Efsane yatırımcı Warren Buffett’ın bir dönem borsa değerlemeleri için en sevdiği göstergelerden biri, tüm zamanların en yüksek seviyesine ulaştı. CNBC’nin haberine göre bu durum, piyasalardaki coşkunun yeniden sınırları test ettiği yönündeki yatırımcı endişelerini artırdı.
“Buffett göstergesi” olarak adlandırılan bu ölçüt, ABD’de halka açık şirketlerin toplam piyasa değerini (Wilshire 5000 Endeksi) ABD’nin gayrisafi milli hasılasına oranlıyor. Buffett, 2001 yılında Fortune için kaleme aldığı bir yazıda bu göstergeden “muhtemelen herhangi bir zamanda değerlemelerin hangi noktada olduğunu gösteren en iyi tek ölçü” olarak bahsetmişti. Ünlü yatırımcı Paul Tudor Jones da bu göstergeden sıkça söz eden isimler arasında yer aldı.
Buffett, 2001’de Fortune tarafından yayımlanan bir konuşmasında, “Eğer bu gösterge yüzde 70 veya 80 seviyelerine düşerse, hisse senedi almak sizin için çok iyi sonuç verebilir. Ancak oran yüzde 200’e yaklaşırsa ki 1999’da ve 2000’in bir kısmında bu olmuştu, ateşle oynuyorsunuz demektir” ifadelerini kullanmıştı.
Bugün itibarıyla gösterge yüzde 217 seviyesinde. Bu oran, dotcom balonu döneminde ve 2021’de pandemiye bağlı yükseliş sırasında ulaşılan zirvelerin de üzerinde.
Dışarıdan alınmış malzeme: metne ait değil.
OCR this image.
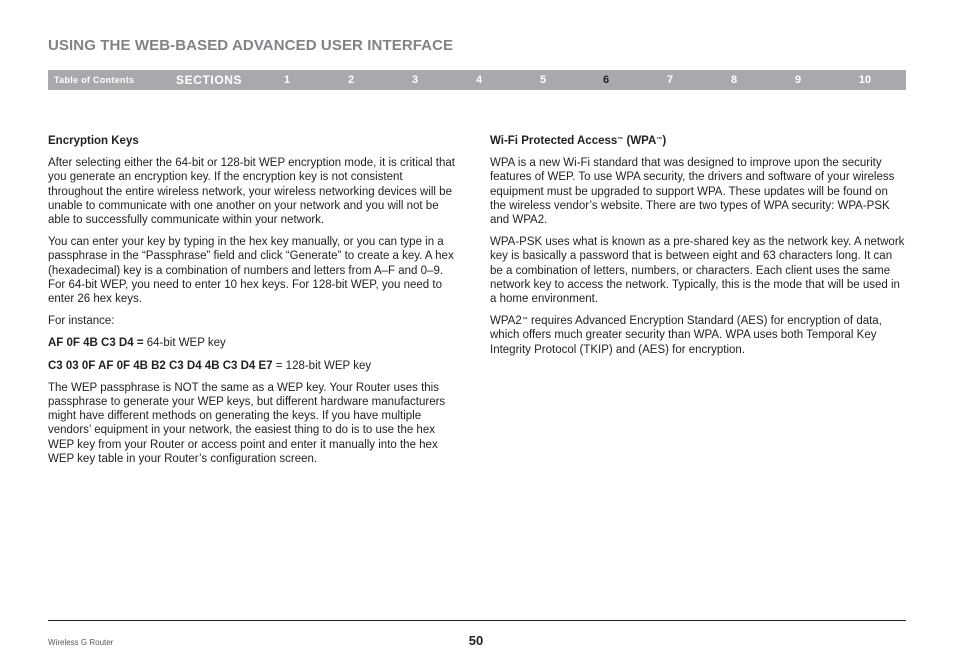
USING THE WEB-BASED ADVANCED USER INTERFACE
Table of Contents	SECTIONS	1	2	3	4	5	6	7	8	9	10
Encryption Keys

After selecting either the 64-bit or 128-bit WEP encryption mode, it is critical that you generate an encryption key. If the encryption key is not consistent throughout the entire wireless network, your wireless networking devices will be unable to communicate with one another on your network and you will not be able to successfully communicate within your network.

You can enter your key by typing in the hex key manually, or you can type in a passphrase in the “Passphrase” field and click “Generate” to create a key. A hex (hexadecimal) key is a combination of numbers and letters from A–F and 0–9. For 64-bit WEP, you need to enter 10 hex keys. For 128-bit WEP, you need to enter 26 hex keys.

For instance:

AF 0F 4B C3 D4 = 64-bit WEP key

C3 03 0F AF 0F 4B B2 C3 D4 4B C3 D4 E7 = 128-bit WEP key

The WEP passphrase is NOT the same as a WEP key. Your Router uses this passphrase to generate your WEP keys, but different hardware manufacturers might have different methods on generating the keys. If you have multiple vendors’ equipment in your network, the easiest thing to do is to use the hex WEP key from your Router or access point and enter it manually into the hex WEP key table in your Router’s configuration screen.

Wi-Fi Protected Access™ (WPA™)

WPA is a new Wi-Fi standard that was designed to improve upon the security features of WEP. To use WPA security, the drivers and software of your wireless equipment must be upgraded to support WPA. These updates will be found on the wireless vendor’s website. There are two types of WPA security: WPA-PSK and WPA2.

WPA-PSK uses what is known as a pre-shared key as the network key. A network key is basically a password that is between eight and 63 characters long. It can be a combination of letters, numbers, or characters. Each client uses the same network key to access the network. Typically, this is the mode that will be used in a home environment.

WPA2™ requires Advanced Encryption Standard (AES) for encryption of data, which offers much greater security than WPA. WPA uses both Temporal Key Integrity Protocol (TKIP) and (AES) for encryption.

Wireless G Router	50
Bu ölçüte göre, borsa şu anda keşfedilmemiş bir noktada bulunuyor. Zira hisse senedi değerleri, ABD ekonomisinin genel büyüme hızını açık biçimde geride bırakıyor.
Piyasalardaki yükselişin itici gücü, milyarlarca doları yapay zekâ geliştirme çalışmalarına yatıran büyük teknoloji şirketleri oldu. Yatırımcılar, bu yeni dönemin sunduğu potansiyel nedeniyle bu şirketleri yüksek oranlarla ödüllendiriyor.
Diğer değerleme ölçütleri de benzer sinyaller veriyor. Bespoke Investment Group’a göre, S&P 500’ün fiyat-satış oranı kısa süre önce 3,33 seviyesine çıkarak rekor kırdı. Karşılaştırmak gerekirse, 2000 yılındaki dotcom zirvesi 2,27 seviyesinde kalmış, Kovid sonrası dönemde ise 3,21’e yükselmiş ve ardından değerlemeler yavaşlamıştı.
Bununla birlikte, bazı uzmanlar Buffett göstergesinin artık eskisi kadar anlam taşımayabileceği fikrini de savunuyor. Son yirmi yılda ABD ekonomisi önemli ölçüde değişti. Varlık yoğunluğundan uzaklaşarak teknoloji, yazılım ve fikri mülkiyet tarafından desteklenen bir yapıya büründü. Bu nedenle, gayrisafi yurt içi hasıla ve gayrisafi milli hasıla, fiziksel fabrikalar yerine veri ağları ve inovasyona dayalı bir ekonominin değerini tam olarak yansıtmayabilir. Bu açıdan, dünyanın en üretken ve yenilikçi ekonomisi için daha yüksek hisse senedi değerlemeleri makul görülebilir.
Buffett uzun süredir bu gösterge hakkında yorum yapmadı. Ancak son iki yıldır Berkshire Hathaway bünyesinde büyük bir nakit rezervi oluşturuyor ve CEO’luk görevini Greg Abel’e devretmeye hazırlanıyor. İkinci çeyrek bilançosuna göre şirketin nakit varlıkları 344,1 milyar dolara ulaştı ve dev yatırım firması üst üste 11 çeyrektir net hisse satıcısı konumunda.
Göstergenin artık eskisi kadar anlamlı olup olmadığı tartışılsa da ‘Omaha Kâhini’nin mevcut pozisyonlarıyla birlikte bu denli nakit seviyelerine ulaşması dikkat çekmeye devam ediyor.